A Repartição dos Sacrifícios
Por Maria Filomena Mónica
SEM MAIS que fazer, ouvi a recente mensagem de Ano Novo do Presidente
da República. As «fundadas dúvidas» sobre a justa «repartição dos sacrifícios»
no próximo Orçamento do Estado levaram-no a que tivesse decidido enviar a lei
para o Tribunal Constitucional. Mas deixemos o Reformado-Mor em paz e olhemos o
que se passa à nossa volta. Para não ir mais longe, fui ver quanto ganhava o
meu vizinho, Eduardo Catroga.
Devo dizer que nada tenho
contra os ricos que trabalham, muito menos contra os indivíduos que correm
riscos ao fundar empresas num país politicamente instável, mas que tenho muito
contra o chamado tráfico de influências. Por mais que me queiram convencer que
foi o mercado a ditar o actual salário do Dr. Catroga, não aceito a tese. Com
ou sem chineses, a empresa para que foi contratado, a EDP, só me tem dado
maçadas, revelando, o que é dizer muito, um nível de incompetência maior do que
a PT. Segundo O Correio da Manhã, no
passado ano, o Dr. Catroga, alguém «próximo» de Cavaco Silva, auferiu, como
Presidente do Conselho Geral e de Supervisão da EDP, 45.000 euros brutos por
mês, a que temos de juntar 9.600 euros de reforma. Admitindo, como o próprio anunciou,
que pagará metade em impostos, leva todos os meses para casa, 27.000 euros, por
um cargo não executivo. No primeiro semestre de 2012, período para o qual
existem dados, teve de presidir a cinco reuniões, ou seja, a menos de uma por
mês. Não se pode dizer que seja extenuante.

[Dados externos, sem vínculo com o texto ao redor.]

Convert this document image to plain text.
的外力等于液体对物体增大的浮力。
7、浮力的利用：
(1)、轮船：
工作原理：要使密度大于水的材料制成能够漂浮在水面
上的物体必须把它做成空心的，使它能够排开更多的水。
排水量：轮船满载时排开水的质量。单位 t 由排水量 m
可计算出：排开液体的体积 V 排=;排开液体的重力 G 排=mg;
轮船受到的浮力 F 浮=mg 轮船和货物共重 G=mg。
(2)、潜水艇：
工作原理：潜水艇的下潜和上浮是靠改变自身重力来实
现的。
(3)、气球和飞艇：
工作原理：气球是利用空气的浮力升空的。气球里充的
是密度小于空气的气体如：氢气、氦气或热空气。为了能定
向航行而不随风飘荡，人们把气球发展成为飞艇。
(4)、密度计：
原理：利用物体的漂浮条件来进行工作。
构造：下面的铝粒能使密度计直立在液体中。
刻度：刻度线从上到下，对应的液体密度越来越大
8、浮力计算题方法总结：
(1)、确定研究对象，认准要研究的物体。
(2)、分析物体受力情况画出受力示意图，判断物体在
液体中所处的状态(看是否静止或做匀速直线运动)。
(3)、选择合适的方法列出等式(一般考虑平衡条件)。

Não estou a escrever isto por
embirrar com a pessoa, mas por não excluir a interferência de factores de
índole partidária na sua nomeação (veja-se, aliás, a composição do órgão a que
preside). Em Portugal, não funciona o princípio marxista de a cada um segundo
as suas necessidades, nem o meritocrático, o de a cada um segundo a sua competência,
mas um infinitamente mais simples, o de a cada um segundo as suas amizades
políticas.
Há, em Portugal, muitos
economistas que julgam ter Adam Smith escrito apenas A Riqueza das Nações, mas o livro que o tornou famoso não foi
aquele, mas The Theory of Moral Sentiments. Era bom que os
economistas reflectissem sobre o seu primeiro parágrafo: «Por mais egoísta que
um homem possa ser, há evidentemente alguns princípios na sua natureza, que o
levam a interessar-se pela condição dos outros e a fazer com que a felicidade
deles lhe seja necessária, mesmo que em nada dela beneficie, excepto o prazer
de a poder observar. A piedade e a compaixão, isto é, a emoção que sentimos
perante a miséria do próximo (…) pertencem a este universo».
A actual relutância em
debater o papel dos mercados retirou do discurso político a energia cívica que,
noutros momentos, lhe dera vitalidade, contribuindo para que apenas se
discutam, não as desigualdades sociais, mas tão só formas avulsas de gestão. Será
que os meus compatriotas se sentem confortáveis vivendo no mais desigual país
da Europa? Eu, não. Se calhar, é por isso que sou de esquerda.